Our World Now 5
Thames & Hudson, 2012
From an environmental perspective, the big news story of 2011 was the three-pronged disaster that began to unfold in Japan on March 11. As the world saw to its collective horror, a 9.0-magnitude undersea earthquake in the North Pacific – off the Tōhoku region of Honshu island – churned up a devastating tsunami, sending black waves of water over cities and farms. This led to a further, unnatural, disaster at the Fukushima Daiichi nuclear power station.
The “megathrust” quake was the most powerful ever known to strike Japan. The tsunami, with fierce 10-metre and higher waves, destroyed everything in its path. And at the Fukushima plant, floodwaters disabled emergency generators that cooled its reactors, producing partial meltdowns and radiation releases. It was the worst nuclear accident since Chernobyl, in Ukraine, in 1986.
In all, an estimated 20,000 people perished – overwhelmingly because of the tsunami.
Among the hundreds of images in the fifth volume of Our World Now, the Reuters news agency’s annual picture album of the planet – are 11 that were captured by photographers in Japan during the awful aftermath of the tsunami. All deliver an emotional punch, perhaps none more so than Kim Kyung-Hoon’s photo of a small girl – brow furrowed and hands in the air, as if a criminal suspect – being monitored for radiation by a man in protective gear.
Other pictures, too, remind us of the children among the dead and missing: Kim’s poignant close-up of an encrusted red Sony PlayStation controller lost in the waters, and Toru Hanai’s image of a yellow-gloved volunteer delicately cleaning a family photo that also had been swept away. Arrayed around the sink, scores of baby pictures lie.

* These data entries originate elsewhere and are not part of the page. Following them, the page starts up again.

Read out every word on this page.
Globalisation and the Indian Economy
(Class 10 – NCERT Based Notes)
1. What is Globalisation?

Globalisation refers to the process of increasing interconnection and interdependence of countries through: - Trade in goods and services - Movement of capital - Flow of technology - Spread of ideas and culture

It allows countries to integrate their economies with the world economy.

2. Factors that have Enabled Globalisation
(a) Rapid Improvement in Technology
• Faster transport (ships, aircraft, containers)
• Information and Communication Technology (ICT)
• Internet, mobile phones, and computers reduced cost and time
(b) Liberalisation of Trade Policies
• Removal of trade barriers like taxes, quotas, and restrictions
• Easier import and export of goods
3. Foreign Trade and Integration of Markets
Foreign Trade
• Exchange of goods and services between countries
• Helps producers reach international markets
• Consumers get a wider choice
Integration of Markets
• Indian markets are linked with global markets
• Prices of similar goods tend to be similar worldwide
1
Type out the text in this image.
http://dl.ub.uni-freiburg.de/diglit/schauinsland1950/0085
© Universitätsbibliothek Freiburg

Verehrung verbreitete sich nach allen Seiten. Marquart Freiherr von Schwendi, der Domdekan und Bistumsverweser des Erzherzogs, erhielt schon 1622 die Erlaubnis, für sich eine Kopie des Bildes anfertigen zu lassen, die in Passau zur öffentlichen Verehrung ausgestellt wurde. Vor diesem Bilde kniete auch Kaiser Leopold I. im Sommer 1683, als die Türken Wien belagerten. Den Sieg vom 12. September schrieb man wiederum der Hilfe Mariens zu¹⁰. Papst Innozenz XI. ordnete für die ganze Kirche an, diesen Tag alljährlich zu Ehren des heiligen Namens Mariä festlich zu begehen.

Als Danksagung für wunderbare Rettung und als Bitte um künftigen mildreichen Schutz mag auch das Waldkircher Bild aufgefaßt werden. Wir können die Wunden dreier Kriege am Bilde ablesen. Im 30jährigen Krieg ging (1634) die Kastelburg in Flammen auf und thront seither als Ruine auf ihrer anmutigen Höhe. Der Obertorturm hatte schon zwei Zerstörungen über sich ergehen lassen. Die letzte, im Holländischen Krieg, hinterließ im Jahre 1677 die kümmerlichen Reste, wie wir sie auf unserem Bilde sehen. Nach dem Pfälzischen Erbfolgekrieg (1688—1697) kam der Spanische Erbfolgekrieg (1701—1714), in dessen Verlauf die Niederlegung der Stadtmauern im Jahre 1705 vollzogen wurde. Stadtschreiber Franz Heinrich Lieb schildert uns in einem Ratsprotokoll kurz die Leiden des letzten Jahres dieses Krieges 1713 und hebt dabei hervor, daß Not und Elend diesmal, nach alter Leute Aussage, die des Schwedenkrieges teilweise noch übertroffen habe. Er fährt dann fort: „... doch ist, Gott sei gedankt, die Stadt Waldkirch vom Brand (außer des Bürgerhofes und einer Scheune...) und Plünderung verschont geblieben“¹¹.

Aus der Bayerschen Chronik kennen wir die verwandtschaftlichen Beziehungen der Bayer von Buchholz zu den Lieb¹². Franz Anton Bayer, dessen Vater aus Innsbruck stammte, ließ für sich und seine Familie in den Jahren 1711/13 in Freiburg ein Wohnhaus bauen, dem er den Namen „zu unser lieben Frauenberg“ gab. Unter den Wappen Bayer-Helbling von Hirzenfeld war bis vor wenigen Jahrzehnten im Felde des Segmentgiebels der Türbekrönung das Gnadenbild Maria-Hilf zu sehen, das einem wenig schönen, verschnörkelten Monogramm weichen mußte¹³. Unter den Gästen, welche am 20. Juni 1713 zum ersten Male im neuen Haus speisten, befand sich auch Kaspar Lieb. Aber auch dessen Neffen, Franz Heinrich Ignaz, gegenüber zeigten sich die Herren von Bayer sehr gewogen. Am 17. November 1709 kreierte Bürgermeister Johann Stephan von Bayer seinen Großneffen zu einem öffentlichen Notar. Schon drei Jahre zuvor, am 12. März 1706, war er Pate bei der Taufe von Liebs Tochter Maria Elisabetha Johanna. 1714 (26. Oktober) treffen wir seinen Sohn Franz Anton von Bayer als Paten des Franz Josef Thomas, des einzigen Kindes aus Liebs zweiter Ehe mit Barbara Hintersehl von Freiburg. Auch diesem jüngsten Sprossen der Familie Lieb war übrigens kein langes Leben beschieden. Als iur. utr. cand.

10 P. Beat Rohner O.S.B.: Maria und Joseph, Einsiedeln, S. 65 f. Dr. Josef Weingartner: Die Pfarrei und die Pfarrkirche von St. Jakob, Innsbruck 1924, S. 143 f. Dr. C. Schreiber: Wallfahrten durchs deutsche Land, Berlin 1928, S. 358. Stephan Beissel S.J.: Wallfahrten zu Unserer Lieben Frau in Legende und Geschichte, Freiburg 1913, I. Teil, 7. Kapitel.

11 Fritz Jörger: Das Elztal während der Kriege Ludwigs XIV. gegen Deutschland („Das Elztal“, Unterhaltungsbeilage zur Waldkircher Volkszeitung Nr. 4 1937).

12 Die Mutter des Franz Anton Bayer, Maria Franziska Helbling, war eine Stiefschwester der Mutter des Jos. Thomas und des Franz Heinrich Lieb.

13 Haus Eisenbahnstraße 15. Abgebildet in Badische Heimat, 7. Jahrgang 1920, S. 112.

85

Carlos Barria and Lee Jae-Won documented moments when stunned or emotional survivors returned to the wreckage of their homes to collect what belongings they could pluck from the ruins. A piano floating in the floodwaters, snapped by Damir Sagolj, is entangled in delicate greenery. In another almost surreal image by Sagolj from inside an evacuation centre, a face-masked couple sit on folding chairs beside a kettle, their damp clothes drying on hangers that dangle from a basketball net.
Sagolj also addresses food problems in North Korea, in three pictures from South Hwanghae province, illustrating the fall-out from a cold winter that wiped out 65% of the country’s barley, wheat and potato crops. The winter eventually gave way to summer floods and typhoons, which destroyed 80% of the maize crop. The Reuters images show a frail child in a hospital bed, suffering from malnutrition; a collective-farm manager with a far-way look in his eyes as he holds damaged produce; and the meagre meal of a woman living in a tent after losing her house to the disasters.
Other environmental concerns are reflected in photos of flooding in Thailand and Nicaragua, fire in Britain and the Philippines, and crude oil spilt from a pipeline in western Nigeria. In a gripping scene from the Kenyan-Somali border, Barry Malone shows a dark-suited aid worker using an iPad to film the rotten carcass of a cow. Lying on parched, stony ground, the animal is just one of the hundreds of thousands said to have perished across the Horn of Africa after successive failed rains.
As in the four previous editions of Our World Now, the book is rich in images that often eclipse the power of words. While chinadialogue is most concerned with its environmental aspects, the volume is wide-ranging, covering man-made tremors and upheavals as well as natural ones. Presented chronologically and divided into three-month periods of the year, it includes moments from politics, activism, conflict, business, economics, culture and more.
“Witness” sections again provide in-depth photo essays, introduced in their own words by four top photographers. Danish Siddiqui, an Indian, chronicles the lives of migrant workers in Mumbai, India’s most populous city, while American Eric Thayer presents images from the US “Rust Belt”, the once-booming central region now in severe economic decline. Goran Tomasevic, a Serbian snapper, focuses on the Libyan rebels fighting to overthrow the regime of Muammar Gaddafi.
And Damir Sagolj, who is Bosnian, records life at “the Hague Hilton”, the detention unit in the Netherlands for those awaiting trial or sentencing by the International Criminal Tribunal for the former Yugoslavia. Some of the detainees, he says, are accused of crimes against members of his own family.
“For the nationalists, who still regard the accused as heroes,” Sagolj writes, “this place is a dungeon – for others it’s a stopover on what they hope is the road to hell.” From a wall of the unit’s “music and spiritual room”, he gives us a sculpture of an angel with a broken wing.
Maryann Bird is associate editor of chinadialogue.